Welcome to the next PoreLab lecture!
Who: Dr. Joachim Mossige, Postdoctoral Fellow – RITMO Centre for Interdisciplinary Studies in Rhythm, Time and Motion (IMV), University of Oslo, Norway
Joachim is an experimental fluid mechanician dedicated to everything that flows. He received his Ph.D. in microfluidics from the University of Oslo and was a postdoc at Stanford University and at UCSB to learn about interfacial flows and miscible fluids. He is now back at UiO, where he studies how tissue flows in developing embryos shape early mammalian development. Finally, Joachim is devoted to teaching and outreach and uses “kitchen flows” to communicate with a wider audience.
Joachim studies how human and mouse embryo models grow and develop. Especially, he seeks to understand the critical gastrulation stage, where a spherical aggregate of cells start to elongate due to collective cell migration, curiously behaving as a flowing liquid
When: Wednesday April 3rd at 13:00 (Norway time).

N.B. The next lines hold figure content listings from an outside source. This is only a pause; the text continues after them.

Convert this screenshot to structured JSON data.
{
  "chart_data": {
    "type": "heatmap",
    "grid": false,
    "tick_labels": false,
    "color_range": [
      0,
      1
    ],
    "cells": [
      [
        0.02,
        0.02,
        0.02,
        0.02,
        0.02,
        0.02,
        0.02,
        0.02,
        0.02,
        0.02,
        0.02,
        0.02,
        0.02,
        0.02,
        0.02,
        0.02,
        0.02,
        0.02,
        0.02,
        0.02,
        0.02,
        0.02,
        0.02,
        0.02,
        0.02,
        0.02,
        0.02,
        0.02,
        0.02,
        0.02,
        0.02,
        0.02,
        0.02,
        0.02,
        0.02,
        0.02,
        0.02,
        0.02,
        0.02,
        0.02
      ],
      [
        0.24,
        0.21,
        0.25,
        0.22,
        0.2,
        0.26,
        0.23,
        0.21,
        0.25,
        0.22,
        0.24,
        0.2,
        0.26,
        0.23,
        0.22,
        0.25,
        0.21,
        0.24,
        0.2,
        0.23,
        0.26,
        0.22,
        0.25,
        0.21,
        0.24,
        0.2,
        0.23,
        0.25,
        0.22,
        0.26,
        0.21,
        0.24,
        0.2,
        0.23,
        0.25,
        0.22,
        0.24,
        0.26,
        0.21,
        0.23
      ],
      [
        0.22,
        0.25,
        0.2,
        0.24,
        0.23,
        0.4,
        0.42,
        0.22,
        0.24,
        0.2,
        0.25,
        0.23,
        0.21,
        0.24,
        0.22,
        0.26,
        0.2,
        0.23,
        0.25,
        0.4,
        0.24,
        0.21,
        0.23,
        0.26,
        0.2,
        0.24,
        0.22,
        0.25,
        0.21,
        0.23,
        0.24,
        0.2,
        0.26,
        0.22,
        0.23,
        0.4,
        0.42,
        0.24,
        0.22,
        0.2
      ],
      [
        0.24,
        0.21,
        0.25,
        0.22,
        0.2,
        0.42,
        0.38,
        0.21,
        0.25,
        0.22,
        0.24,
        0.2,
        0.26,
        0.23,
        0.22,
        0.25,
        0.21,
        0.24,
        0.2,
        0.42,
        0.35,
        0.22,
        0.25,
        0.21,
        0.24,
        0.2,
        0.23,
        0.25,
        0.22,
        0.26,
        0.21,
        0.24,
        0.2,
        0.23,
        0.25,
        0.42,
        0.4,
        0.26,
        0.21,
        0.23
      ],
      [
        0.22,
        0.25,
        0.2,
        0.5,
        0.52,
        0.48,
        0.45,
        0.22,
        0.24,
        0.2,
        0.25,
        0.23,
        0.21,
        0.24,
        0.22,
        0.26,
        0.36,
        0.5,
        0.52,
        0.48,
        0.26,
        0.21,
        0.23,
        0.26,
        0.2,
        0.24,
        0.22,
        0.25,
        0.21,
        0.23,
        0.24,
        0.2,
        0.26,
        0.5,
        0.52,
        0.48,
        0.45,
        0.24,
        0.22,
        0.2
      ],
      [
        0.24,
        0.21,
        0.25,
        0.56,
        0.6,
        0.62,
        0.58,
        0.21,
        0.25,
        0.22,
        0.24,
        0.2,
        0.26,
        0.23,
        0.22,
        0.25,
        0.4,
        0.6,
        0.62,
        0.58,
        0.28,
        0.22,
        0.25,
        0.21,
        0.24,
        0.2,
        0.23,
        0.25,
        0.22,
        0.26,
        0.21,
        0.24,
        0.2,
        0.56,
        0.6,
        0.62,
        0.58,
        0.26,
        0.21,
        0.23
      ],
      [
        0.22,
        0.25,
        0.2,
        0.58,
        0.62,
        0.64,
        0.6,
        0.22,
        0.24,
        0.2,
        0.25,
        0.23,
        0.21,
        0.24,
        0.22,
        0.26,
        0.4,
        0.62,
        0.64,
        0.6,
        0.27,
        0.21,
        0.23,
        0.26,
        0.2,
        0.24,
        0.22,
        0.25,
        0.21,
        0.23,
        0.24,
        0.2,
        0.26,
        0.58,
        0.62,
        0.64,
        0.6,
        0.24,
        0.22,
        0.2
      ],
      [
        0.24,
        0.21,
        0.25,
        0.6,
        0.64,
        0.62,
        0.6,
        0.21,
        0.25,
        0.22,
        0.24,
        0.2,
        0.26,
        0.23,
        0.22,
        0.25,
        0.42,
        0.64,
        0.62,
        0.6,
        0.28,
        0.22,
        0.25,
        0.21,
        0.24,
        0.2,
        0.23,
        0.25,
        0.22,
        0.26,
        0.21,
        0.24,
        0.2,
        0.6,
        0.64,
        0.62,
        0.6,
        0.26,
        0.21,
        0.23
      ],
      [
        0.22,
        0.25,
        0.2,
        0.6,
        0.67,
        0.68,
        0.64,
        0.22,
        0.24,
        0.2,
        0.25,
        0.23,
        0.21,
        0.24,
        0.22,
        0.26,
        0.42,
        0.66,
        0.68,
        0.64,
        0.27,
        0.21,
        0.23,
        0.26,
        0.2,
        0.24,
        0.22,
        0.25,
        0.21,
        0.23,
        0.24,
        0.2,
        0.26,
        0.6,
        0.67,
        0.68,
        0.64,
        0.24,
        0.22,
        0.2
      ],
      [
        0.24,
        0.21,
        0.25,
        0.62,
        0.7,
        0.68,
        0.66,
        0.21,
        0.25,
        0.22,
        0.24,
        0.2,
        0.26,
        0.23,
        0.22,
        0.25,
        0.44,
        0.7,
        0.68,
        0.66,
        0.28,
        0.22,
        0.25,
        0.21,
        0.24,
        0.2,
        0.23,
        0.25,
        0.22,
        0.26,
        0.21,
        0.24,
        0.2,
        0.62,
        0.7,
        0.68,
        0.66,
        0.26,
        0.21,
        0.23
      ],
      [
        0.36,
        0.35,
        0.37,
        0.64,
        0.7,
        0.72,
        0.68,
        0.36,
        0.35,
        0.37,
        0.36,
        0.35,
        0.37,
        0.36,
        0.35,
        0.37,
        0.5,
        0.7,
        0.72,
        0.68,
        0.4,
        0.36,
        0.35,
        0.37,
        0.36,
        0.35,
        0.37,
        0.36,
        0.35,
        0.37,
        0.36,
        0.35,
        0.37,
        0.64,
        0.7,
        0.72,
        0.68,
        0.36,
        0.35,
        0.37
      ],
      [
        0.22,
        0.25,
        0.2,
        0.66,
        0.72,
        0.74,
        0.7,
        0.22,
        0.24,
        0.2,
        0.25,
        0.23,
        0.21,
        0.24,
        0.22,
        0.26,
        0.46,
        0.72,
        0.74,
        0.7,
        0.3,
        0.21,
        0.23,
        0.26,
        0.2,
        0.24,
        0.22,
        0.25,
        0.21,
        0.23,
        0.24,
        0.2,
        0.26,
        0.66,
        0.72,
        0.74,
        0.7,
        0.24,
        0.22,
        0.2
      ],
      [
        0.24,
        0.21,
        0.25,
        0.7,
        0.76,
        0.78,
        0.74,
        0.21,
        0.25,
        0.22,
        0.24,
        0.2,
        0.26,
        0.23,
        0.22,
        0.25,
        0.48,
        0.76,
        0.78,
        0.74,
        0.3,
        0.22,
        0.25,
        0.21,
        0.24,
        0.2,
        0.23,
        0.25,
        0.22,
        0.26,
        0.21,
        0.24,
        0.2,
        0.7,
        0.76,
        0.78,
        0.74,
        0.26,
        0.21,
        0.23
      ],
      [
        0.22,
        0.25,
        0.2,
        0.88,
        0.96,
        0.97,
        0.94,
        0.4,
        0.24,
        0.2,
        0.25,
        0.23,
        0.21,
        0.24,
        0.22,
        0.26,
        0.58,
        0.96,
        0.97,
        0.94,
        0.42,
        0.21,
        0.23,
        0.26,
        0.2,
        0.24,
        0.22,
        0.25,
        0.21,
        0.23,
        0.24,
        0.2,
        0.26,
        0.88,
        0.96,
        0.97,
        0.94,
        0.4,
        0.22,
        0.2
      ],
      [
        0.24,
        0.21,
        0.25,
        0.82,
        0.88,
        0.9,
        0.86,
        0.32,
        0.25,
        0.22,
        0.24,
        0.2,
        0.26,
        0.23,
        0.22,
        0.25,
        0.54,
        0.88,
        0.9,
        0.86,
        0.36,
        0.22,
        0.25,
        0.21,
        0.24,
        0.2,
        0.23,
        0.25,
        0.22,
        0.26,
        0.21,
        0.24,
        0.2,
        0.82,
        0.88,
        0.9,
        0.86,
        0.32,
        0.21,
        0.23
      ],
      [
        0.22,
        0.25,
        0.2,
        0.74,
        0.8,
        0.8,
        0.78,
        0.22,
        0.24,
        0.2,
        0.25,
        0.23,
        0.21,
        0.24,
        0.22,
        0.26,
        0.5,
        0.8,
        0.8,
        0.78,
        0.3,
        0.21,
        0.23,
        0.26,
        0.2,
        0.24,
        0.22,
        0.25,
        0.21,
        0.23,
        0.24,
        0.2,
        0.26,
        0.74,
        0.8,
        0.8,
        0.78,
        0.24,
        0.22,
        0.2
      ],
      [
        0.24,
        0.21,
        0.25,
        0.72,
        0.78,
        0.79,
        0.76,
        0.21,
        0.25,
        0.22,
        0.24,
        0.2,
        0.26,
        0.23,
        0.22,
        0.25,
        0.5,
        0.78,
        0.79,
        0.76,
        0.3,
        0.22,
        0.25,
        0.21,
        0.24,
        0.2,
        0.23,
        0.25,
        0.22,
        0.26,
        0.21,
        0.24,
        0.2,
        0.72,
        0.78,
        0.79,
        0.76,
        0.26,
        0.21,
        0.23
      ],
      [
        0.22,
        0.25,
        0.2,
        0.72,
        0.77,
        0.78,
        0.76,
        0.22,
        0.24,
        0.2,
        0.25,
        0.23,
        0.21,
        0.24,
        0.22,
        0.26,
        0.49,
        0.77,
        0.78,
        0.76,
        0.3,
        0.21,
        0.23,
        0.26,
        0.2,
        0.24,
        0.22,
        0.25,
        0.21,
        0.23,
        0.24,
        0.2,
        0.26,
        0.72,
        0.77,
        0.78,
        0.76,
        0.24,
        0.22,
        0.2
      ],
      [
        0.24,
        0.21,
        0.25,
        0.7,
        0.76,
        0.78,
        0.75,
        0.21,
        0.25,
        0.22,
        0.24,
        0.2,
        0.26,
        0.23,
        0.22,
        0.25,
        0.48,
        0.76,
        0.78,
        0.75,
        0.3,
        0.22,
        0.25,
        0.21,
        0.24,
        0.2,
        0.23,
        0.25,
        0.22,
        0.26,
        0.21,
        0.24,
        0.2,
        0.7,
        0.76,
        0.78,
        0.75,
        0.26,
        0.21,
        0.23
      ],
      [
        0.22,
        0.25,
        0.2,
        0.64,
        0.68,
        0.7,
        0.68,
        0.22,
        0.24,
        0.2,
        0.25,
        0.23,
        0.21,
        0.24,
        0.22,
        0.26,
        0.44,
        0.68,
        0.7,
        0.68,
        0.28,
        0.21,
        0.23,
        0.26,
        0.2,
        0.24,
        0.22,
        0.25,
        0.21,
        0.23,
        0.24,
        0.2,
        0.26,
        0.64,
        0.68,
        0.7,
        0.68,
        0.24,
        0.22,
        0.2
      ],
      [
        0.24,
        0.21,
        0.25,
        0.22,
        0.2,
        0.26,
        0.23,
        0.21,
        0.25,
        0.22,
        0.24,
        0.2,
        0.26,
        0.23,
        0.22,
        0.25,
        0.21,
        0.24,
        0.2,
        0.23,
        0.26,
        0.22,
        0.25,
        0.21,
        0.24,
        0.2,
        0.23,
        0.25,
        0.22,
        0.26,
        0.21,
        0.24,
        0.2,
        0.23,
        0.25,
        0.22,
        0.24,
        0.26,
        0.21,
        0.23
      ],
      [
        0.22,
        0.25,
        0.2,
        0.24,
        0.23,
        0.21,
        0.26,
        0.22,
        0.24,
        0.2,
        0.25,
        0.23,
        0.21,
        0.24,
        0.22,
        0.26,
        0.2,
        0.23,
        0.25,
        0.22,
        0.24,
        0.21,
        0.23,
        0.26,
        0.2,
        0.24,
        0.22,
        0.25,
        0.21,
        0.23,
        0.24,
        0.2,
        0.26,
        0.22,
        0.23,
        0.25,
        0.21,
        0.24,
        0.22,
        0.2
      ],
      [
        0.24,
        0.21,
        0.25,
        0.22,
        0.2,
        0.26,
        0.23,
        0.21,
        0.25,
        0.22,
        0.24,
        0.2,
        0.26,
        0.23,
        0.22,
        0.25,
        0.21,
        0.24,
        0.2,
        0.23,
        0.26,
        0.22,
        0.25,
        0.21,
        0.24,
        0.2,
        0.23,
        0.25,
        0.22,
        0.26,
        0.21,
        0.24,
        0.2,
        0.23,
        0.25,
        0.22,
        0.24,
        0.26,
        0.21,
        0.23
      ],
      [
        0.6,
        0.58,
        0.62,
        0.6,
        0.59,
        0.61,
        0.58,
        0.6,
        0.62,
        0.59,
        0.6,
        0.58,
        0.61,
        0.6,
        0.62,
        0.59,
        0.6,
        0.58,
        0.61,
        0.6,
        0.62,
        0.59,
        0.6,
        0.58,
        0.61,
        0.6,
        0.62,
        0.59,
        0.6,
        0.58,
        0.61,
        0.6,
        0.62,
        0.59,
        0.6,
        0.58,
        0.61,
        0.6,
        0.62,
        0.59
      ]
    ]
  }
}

Where: In-person talk in the Kelvin room (PoreLab Oslo). The lecture will also be streamed in the common room (PoreLab Trondheim). From anywhere else, join via the following Zoom link:
https://uio.zoom.us/j/65837085049?pwd=WjZianUyN3FJa2liQkxBbzQrOCtGdz09
Title: Concentration-dependent diffusivity in a microfluidic pore
Abstract: In this talk, I will present microfluidic interferometry as an alternative method for measuring concentration-dependent diffusivities of large molecules. This approach offers certain advantages over conventional methods such as Dynamic Light Scattering and Light Induced Fluorescence as it requires no labeling, only a few microliters of sample, and since the diffusivity can be pulled from a single measurement.